When pestered by a flying insect, it’s helpful to know what type of creature is accosting you. Bees, for example, have one stinger, so, at worst, they can only sting you once. Wasps, however, do not lose their stingers in human skin as bees do, so they can sting multiple times. Wasps vary in appearance. Yellow jackets are black and yellow while bald-faced hornets are black and white. In the U.S. alone, there are more than 4,000 types of wasps.
Social wasps—those that live together— tend to pose the greatest risk to humans. If a human disturbs a wasp nest, they risk an attack from the many inhabitants of that nest—not just a single insect. Wasps are aggressive and will aggressively swarm to protect their nest. Yellow jackets are among the most common types of wasps that swarm. To avoid getting stung, be sure to avoid their nests and take care if removing them.
The sting of a wasp can be very painful. Even though wasps do not leave their stingers embedded in the skin as bees do, the sting produces considerable swelling and irritation. People may experience sharp pain at the sting site and a burning sensation. Redness and itching are common symptoms, as well. A white mark is usually visible in the midst of the redness, which is where the wasp’s stinger punctured the skin.
Severe symptoms may not be life-threatening—just extremely uncomfortable. While mild reactions to stings may fade after a couple of hours, a severe reaction could cause discomfort for a few days after the sting. Aside from redness, swelling, and pain, the person might feel nauseous and even vomit. Typically, a severe reaction like this will subside after two to three days, though people who are more reactive may feel unwell for a week. If symptoms continue beyond this point, it is best to see a doctor.
In sensitive individuals, a wasp sting can trigger anaphylaxis if the venom in the sting triggers the body to go into shock. This can happen quite quickly and cause symptoms like swelling of the face and throat, drop in blood pressure, difficulty breathing, racing or weak pulse, nausea, diarrhea, dizziness, stomach cramps, or loss of consciousness. If these symptoms occur in association with a sting, the individual requires emergency medical help.
If you’ve had a severe reaction to stings in the past, you may be required to carry a medical kit with you that includes an emergency injection of a special neurotransmitter and hormone. People who have had an anaphylactic reaction to a sting in the past are as much as 60% more likely to have one in the future if stung again. The handheld injection helps the body restore heart and breathing rates to normal.

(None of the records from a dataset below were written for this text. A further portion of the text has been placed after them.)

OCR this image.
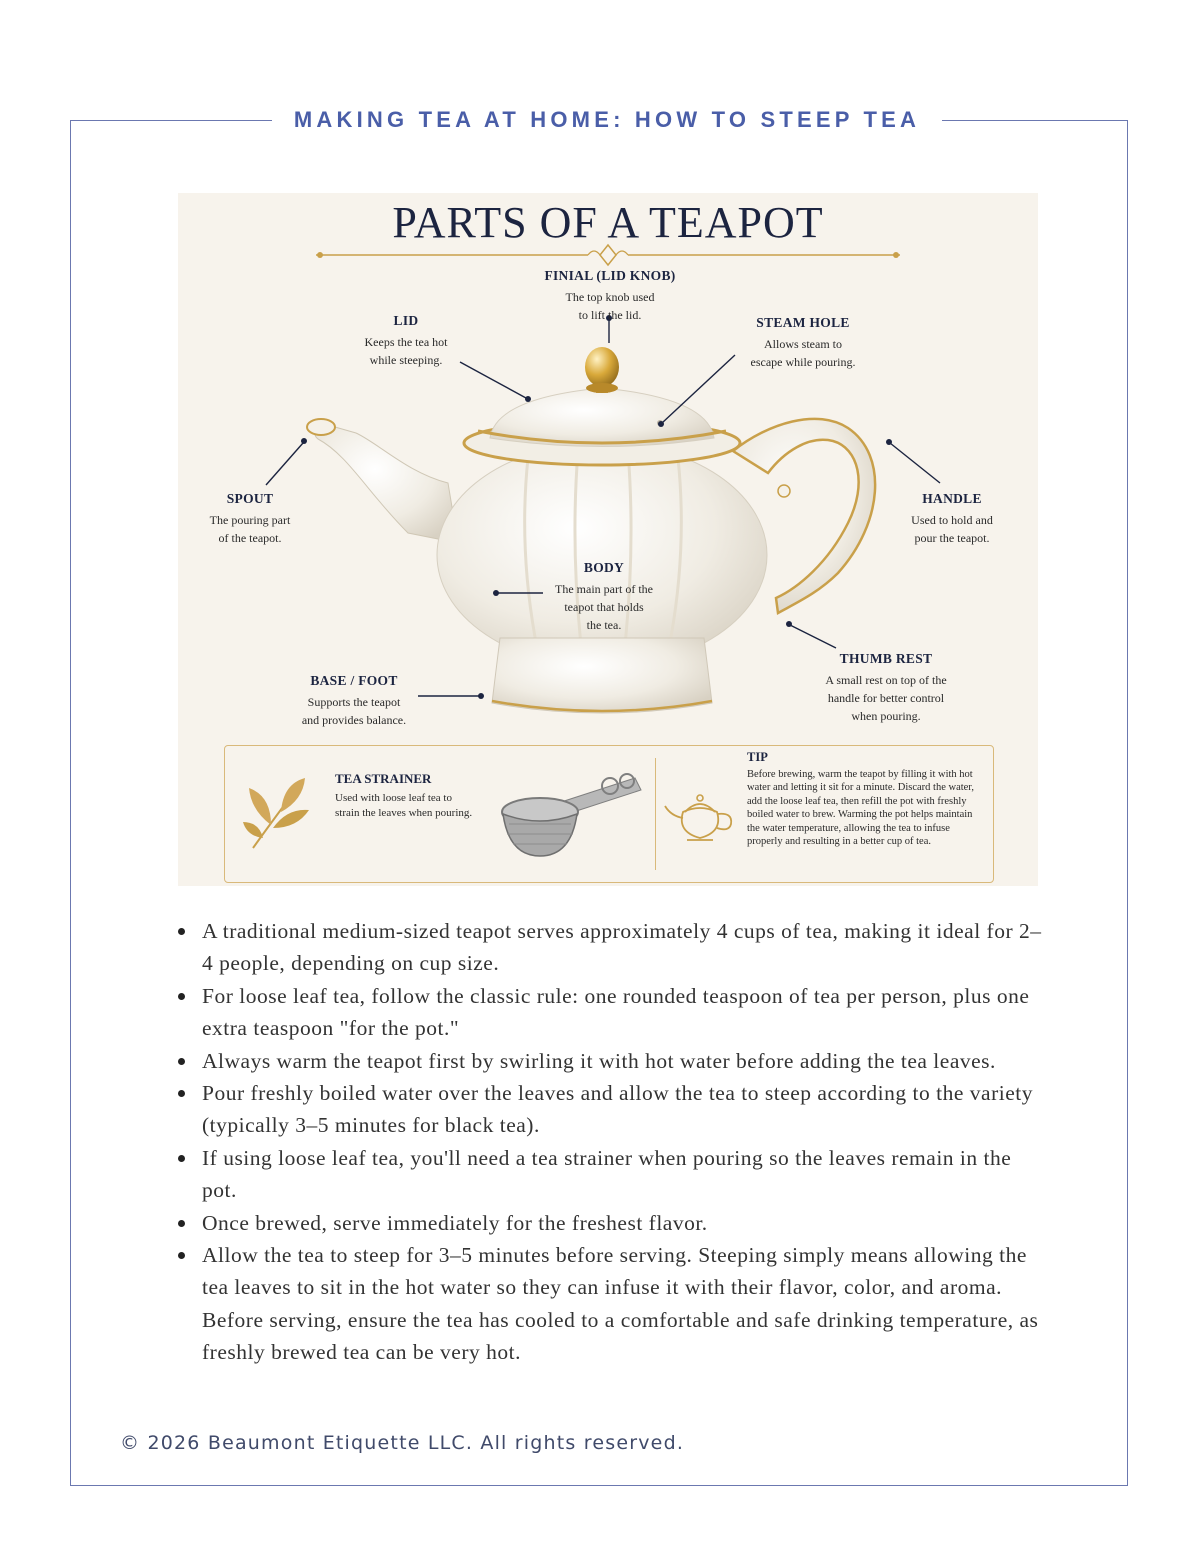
MAKING TEA AT HOME: HOW TO STEEP TEA
PARTS OF A TEAPOT
FINIAL (LID KNOB)
The top knob used
to lift the lid.
LID
Keeps the tea hot
while steeping.
STEAM HOLE
Allows steam to
escape while pouring.
SPOUT
The pouring part
of the teapot.
HANDLE
Used to hold and
pour the teapot.
BODY
The main part of the
teapot that holds
the tea.
BASE / FOOT
Supports the teapot
and provides balance.
THUMB REST
A small rest on top of the
handle for better control
when pouring.
TEA STRAINER
Used with loose leaf tea to
strain the leaves when pouring.
TIP
Before brewing, warm the teapot by filling it with hot water and letting it sit for a minute. Discard the water, add the loose leaf tea, then refill the pot with freshly boiled water to brew. Warming the pot helps maintain the water temperature, allowing the tea to infuse properly and resulting in a better cup of tea.
A traditional medium-sized teapot serves approximately 4 cups of tea, making it ideal for 2–4 people, depending on cup size.
For loose leaf tea, follow the classic rule: one rounded teaspoon of tea per person, plus one extra teaspoon "for the pot."
Always warm the teapot first by swirling it with hot water before adding the tea leaves.
Pour freshly boiled water over the leaves and allow the tea to steep according to the variety (typically 3–5 minutes for black tea).
If using loose leaf tea, you'll need a tea strainer when pouring so the leaves remain in the pot.
Once brewed, serve immediately for the freshest flavor.
Allow the tea to steep for 3–5 minutes before serving. Steeping simply means allowing the tea leaves to sit in the hot water so they can infuse it with their flavor, color, and aroma. Before serving, ensure the tea has cooled to a comfortable and safe drinking temperature, as freshly brewed tea can be very hot.
© 2026 Beaumont Etiquette LLC. All rights reserved.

Typically, people can treat stings that cause mild or even moderate symptoms at home. First, it is helpful to wash the sting site with soap and water to help remove venom from the site. The site should be kept clean throughout the healing process to avoid infection. If swelling and pain occur, an ice pack can help alleviate these symptoms. Once swelling decreases, cover the sting with a bandage.

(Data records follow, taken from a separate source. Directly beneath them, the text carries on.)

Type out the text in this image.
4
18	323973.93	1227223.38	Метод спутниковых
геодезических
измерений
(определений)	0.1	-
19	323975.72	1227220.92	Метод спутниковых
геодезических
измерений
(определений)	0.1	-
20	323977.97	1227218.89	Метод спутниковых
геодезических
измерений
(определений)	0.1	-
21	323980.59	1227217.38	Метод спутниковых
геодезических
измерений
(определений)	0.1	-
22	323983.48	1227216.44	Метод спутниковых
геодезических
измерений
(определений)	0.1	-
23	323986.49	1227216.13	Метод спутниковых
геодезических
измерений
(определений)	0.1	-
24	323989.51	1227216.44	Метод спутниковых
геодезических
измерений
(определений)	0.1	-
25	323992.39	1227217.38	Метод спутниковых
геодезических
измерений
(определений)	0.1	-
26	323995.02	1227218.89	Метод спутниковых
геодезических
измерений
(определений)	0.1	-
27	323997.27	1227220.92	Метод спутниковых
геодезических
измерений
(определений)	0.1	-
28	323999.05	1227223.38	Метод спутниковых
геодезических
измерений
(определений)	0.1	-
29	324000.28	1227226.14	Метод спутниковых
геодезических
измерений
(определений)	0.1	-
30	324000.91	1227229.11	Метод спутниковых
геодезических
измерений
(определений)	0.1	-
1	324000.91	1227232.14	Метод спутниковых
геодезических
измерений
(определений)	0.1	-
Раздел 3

If an ice pack doesn’t effectively alleviate swelling or itching, a synthetic cortisol cream on the sting site. Calamine lotion can also decrease the itching and soothe the area. These creams are available over the counter and many people keep them on hand in their home first aid kits. Symptoms that don't subsite or sting sites that are especially painful or swollen may require medical care.

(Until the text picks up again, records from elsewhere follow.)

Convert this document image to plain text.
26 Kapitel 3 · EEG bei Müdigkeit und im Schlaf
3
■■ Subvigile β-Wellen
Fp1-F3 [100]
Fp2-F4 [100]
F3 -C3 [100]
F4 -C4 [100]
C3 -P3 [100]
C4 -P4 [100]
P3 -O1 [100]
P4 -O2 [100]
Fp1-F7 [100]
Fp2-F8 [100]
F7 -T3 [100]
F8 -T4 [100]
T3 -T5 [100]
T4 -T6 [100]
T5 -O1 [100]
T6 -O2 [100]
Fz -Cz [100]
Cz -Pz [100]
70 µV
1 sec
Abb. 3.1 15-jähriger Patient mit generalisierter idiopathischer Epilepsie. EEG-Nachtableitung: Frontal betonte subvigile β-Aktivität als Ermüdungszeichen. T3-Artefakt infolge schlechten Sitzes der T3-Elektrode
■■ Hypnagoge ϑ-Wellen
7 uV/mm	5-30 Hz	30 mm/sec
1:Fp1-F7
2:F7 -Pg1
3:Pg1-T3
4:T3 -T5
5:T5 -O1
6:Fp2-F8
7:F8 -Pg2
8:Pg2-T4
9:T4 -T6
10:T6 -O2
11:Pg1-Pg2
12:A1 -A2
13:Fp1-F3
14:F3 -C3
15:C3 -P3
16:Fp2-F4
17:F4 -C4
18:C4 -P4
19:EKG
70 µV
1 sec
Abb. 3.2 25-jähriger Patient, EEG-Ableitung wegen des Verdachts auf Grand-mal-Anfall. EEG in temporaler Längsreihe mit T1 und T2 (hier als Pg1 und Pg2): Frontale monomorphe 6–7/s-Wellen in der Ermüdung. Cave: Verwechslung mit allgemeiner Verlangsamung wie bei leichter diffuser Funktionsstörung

Taking an antihistamine can also alleviate itching and possibly even the swelling associated with a wasp sting. These over-the-counter medications do have some side effects, including drowsiness, so people should take them with care, and speak to a physician or pharmacist if they are taking other medications as well.
Over-the-counter pain relievers can help alleviate the pain of a wasp sting. Some people may choose to get a tetanus shot following a sting, especially if it has been more than ten years since last receiving one. If your symptoms worsen or do not get better, be sure to consult a doctor.